# What is the height of the block and how fast is the block moving when the spring reaches its equilibrium position in the following case:A spring with a spring constant of 60 N/m is compressed by...

What is the height of the block and how fast is the block moving when the spring reaches its equilibrium position in the following case:

A spring with a spring constant of 60 N/m is compressed by .05m. The spring is released and a 10kg block sitting on the end of the spring is pushed up a frictionless ramp with an incline of 30 degrees.

*print*Print*list*Cite

### 1 Answer

The work to be done in compressing a spring is dependent on its spring constant and the distance by which it is compressed and is given by (1/2)*k*x^2. In the question you have provided the spring constant as 60 N/m. So to compress it by .05 m requires (1/2)*60*(.05)^2 = .075 J.

The mass placed on the spring has a mass of 10 kg. It is pushed up a ramp inclined at 30 degrees.

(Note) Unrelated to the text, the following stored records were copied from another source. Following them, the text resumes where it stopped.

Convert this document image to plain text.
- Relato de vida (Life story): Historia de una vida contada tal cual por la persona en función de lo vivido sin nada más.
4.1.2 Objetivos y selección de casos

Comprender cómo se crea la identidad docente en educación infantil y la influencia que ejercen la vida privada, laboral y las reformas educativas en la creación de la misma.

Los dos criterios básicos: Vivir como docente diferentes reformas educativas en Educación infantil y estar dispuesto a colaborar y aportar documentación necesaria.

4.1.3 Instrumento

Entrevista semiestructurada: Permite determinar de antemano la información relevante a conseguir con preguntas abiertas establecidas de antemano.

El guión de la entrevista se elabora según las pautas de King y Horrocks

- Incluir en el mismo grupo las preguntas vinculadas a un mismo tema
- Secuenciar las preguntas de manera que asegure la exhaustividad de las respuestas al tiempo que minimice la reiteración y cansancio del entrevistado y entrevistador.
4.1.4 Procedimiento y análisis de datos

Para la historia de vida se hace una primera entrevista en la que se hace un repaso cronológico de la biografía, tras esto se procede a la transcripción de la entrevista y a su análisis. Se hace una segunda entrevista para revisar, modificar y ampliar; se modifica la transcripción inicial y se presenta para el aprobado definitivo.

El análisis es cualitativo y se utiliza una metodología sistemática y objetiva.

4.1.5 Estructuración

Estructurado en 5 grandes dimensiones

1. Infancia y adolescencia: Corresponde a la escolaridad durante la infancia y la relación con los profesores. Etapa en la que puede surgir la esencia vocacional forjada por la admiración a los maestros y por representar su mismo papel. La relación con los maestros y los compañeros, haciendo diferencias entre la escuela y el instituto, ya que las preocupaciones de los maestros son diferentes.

As the ramp is frictionless, all of the energy in the compressed spring is used to increase the height of the block. The potential energy of the block is given by the product of mass, acceleration due to gravity and the height.

We have m*g*h = .075

=> 10*9.8*h = .075

=> h = .075/98

=> h = .076 cm

At the highest point all the potential energy of the spring has been converted to potential energy stored in the block due to its height.

So, its velocity is zero when the spring reaches the equilibrium position.